I feel safest when I am in a place that I have never been before. Partially because it is excusable to not understand the things around me, and also because there is no time for suspicion or familiarity to form in reoccurrence. While foreign, the threat you pose in passing by once in a lifetime is so minimal that your steps are forgotten the moment they lift.
People often ask me how I can live in a way that takes me from my relationships and commitments so often, and I reply with the same statement, “because I need to.”
As I grow older, the comfort of strangeness and foreignness has manifested into an addiction for travel; into the need for change. Being beyond the borders that I know best, and understand most, has allowed me to exist in the constant pursuit of what I value — whatever that may be during a particular moment of my life. The things that we care about most are always changing, this fact will always be absolute. Your relationships will change, your job will change, your music taste, your style, your comfort zone — everything will change. How you chose to align your passions with your purposes — that is how you control your change.

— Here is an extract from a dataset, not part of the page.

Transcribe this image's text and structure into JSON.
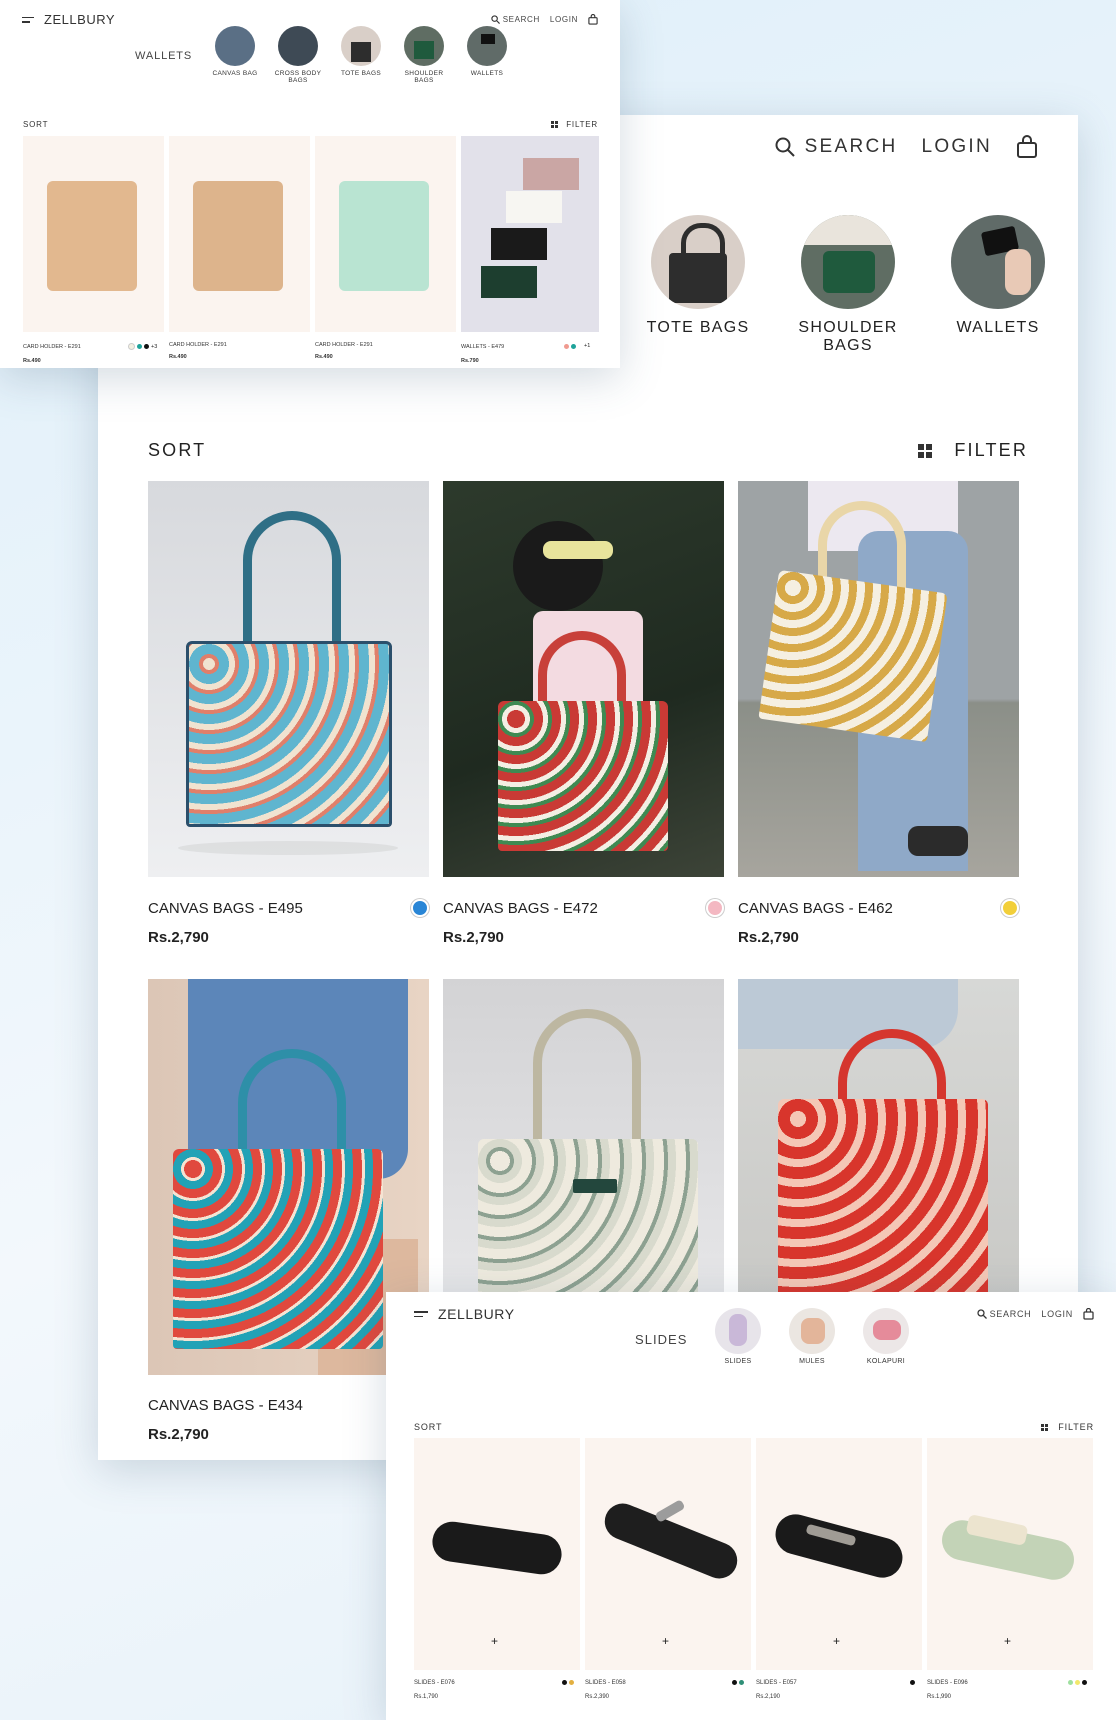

While there are obvious threats in being unknown to the people or places around you, there is also a deep comfort in being completely unbound by your environment. Briefly, you are free from the strains of relationships, attendance, and contribution to anything beyond your own human existence. When you are completely alone, without the influence of your comfort system, i.e., your family, friends, significant others, and habits, the only person responsible for your choices is yourself.

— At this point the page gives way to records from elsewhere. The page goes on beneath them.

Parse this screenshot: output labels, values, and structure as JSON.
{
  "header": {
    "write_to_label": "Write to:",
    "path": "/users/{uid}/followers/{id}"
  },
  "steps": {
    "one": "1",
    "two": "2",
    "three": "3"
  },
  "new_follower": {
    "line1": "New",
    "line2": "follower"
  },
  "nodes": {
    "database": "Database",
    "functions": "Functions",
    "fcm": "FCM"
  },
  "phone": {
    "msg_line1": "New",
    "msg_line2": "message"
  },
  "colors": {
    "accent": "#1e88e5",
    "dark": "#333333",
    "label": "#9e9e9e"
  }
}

When you decide to hold yourself responsible for who you are, the progress is both created and accounted for. Over time, you will learn that validation from the self for the self is enough to grow. Once you start to question your authenticity, your value, or your desirability, that is when your environment needs a break from you as much as you need a break from your environment.
Human beings are migratory by nature. They are also creative, skillful, and familial. Relocating yourself will not distort who you are, it will only augment that which you could not organize prior. As creatures who understand life as being an inevitable journey, it would be foolish to deny the self the accumulation of physical distance.